En plus de ses composantes émotionnelles, hormonales et physiques, la sexualité remplit également une fonction sociale. Etudier ces interactions chez les adolescent(e)s migrant(e)s qui sont confronté(e)s en même temps aux changements développementaux et aux bouleversements des règles culturelles et sociales assimilées au cours de l’enfance – dans la mesure où elles diffèrent de celles du pays d’accueil – peut contribuer à améliorer la compréhension de la part des intervenants. La trajectoire personnelle, les ressources internes et externes qu’elles soient familiales ou professionnelles, sont susceptibles d’influencer le comportement, le vécu et l’issue en matière de santé sexuelle. L’exploration de la thématique se base sur les données de la littérature scientifique et des exemples issus de la pratique médicale.

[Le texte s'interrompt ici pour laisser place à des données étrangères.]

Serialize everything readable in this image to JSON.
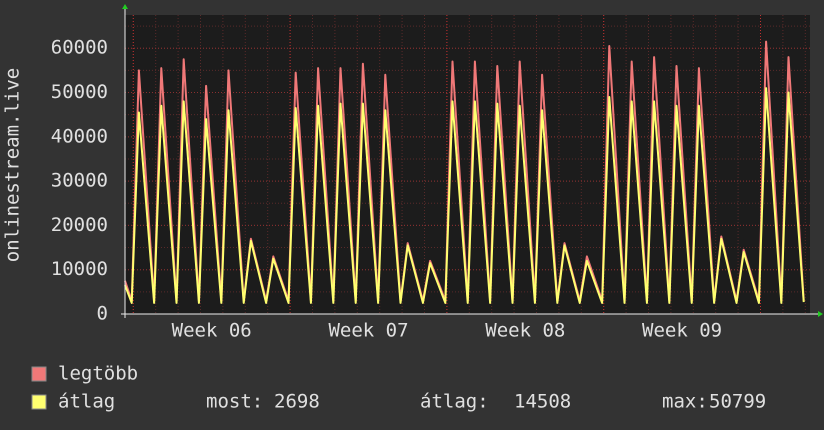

La perception de la sexualité, le vécu émotionnel et physique, les joies et les interdits, restent profondément intimes, et cela malgré la place qui leur est accordée dans les débats publics et scientifiques. Le développement psycho-sexuel, s’il suit bien une certaine trame commune, est influencé par la biologie et les éléments biographiques de chacun.
La population issue de la migration englobe toutes les personnes, quelle que soit leur nationalité, dont les parents sont nés à l’étranger (Office fédéral de la statistique, OFS). Si les biographies migratoires peuvent bien comporter quelques éléments communs et comparables, il s’agit à chaque fois d’une expérience unique et très personnelle. L’expérience de la migration ou l’expérience migratoire de leurs parents, qu’elle soit forcée ou économique, vécue par le mineur seul ou en famille, va influencer son développement. Le regard, les difficultés et les priorités qui en résultent, diffèrent et chaque trajectoire laisse son empreinte spécifique. Le pays ou la culture d’origine, la présence d’une force ou d’une vulnérabilité personnelle, peuvent faciliter ou au contraire compliquer l’immigration et le processus d’acculturation. Ce n’est pas sans influencer sur le rapport à soi et à autrui, voire sur la dimension personnelle et relationnelle de la sexualité.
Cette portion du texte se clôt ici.